Servant of Cats wrote:
The suggestion is that you use the command line. In Unix – and thus in macOS – a command line interpreter is also known as a "shell."
Actually, the suggestion was that you use the Script Editor application. The Script Editor application, like the Terminal application, lives in the Utilities folder.
- Run the Script Editor.
- Press the New Document button at the bottom of the window that comes up.
- Type in the following lines (but not the "-----" ones)
-----
on open (theItemsDropped)
do shell script "touch ~/Desktop/Listing.txt"
repeat with itemToList in theItemsDropped
set posixItem to quoted form of the POSIX path of itemToList
set shellCommand to "ls -R " & posixItem & " >>~/Desktop/Listing.txt"
do shell script shellCommand
end repeat
end open
-----
- Select File > Export.

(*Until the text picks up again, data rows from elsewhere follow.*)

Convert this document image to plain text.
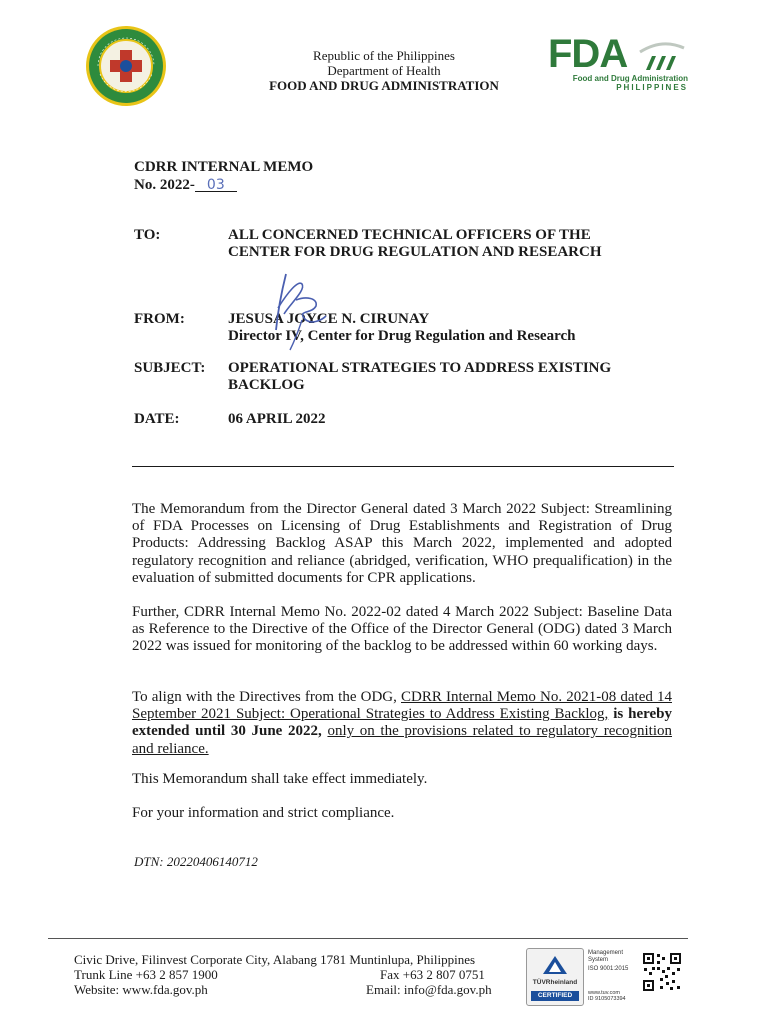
Republic of the Philippines
Department of Health
FOOD AND DRUG ADMINISTRATION
FDA
Food and Drug Administration
PHILIPPINES
CDRR INTERNAL MEMO
No. 2022- 03
TO:	ALL CONCERNED TECHNICAL OFFICERS OF THE CENTER FOR DRUG REGULATION AND RESEARCH
FROM:	JESUSA JOYCE N. CIRUNAY
Director IV, Center for Drug Regulation and Research
SUBJECT: OPERATIONAL STRATEGIES TO ADDRESS EXISTING BACKLOG
DATE:	06 APRIL 2022
The Memorandum from the Director General dated 3 March 2022 Subject: Streamlining of FDA Processes on Licensing of Drug Establishments and Registration of Drug Products: Addressing Backlog ASAP this March 2022, implemented and adopted regulatory recognition and reliance (abridged, verification, WHO prequalification) in the evaluation of submitted documents for CPR applications.
Further, CDRR Internal Memo No. 2022-02 dated 4 March 2022 Subject: Baseline Data as Reference to the Directive of the Office of the Director General (ODG) dated 3 March 2022 was issued for monitoring of the backlog to be addressed within 60 working days.
To align with the Directives from the ODG, CDRR Internal Memo No. 2021-08 dated 14 September 2021 Subject: Operational Strategies to Address Existing Backlog, is hereby extended until 30 June 2022, only on the provisions related to regulatory recognition and reliance.
This Memorandum shall take effect immediately.
For your information and strict compliance.
DTN: 20220406140712
Civic Drive, Filinvest Corporate City, Alabang 1781 Muntinlupa, Philippines
Trunk Line +63 2 857 1900	Fax +63 2 807 0751
Website: www.fda.gov.ph	Email: info@fda.gov.ph	TÜVRheinland
CERTIFIED
Management System
ISO 9001:2015
www.tuv.com
ID 9105073394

Set the File Format to Application. Leave the options ("Show startup screen", "Stay open after run handler", and "Run only") unchecked. Choose a name and location for the application. E.g. you could call it "List Files" and save it on the Desktop. Press the Save button.
Now, when you drag and drop folders and files on top of your new List Files application, listings will be added to a file named Listing.txt, on the Desktop. You won't need to interact with Terminal or the command line at all – even though, underneath, that is exactly what the script will be doing.
If you need to edit the script, you can run Script Editor and open the application as if it were a document. (This is why you would want to leave the "Run only" box unchecked when you did the Export.)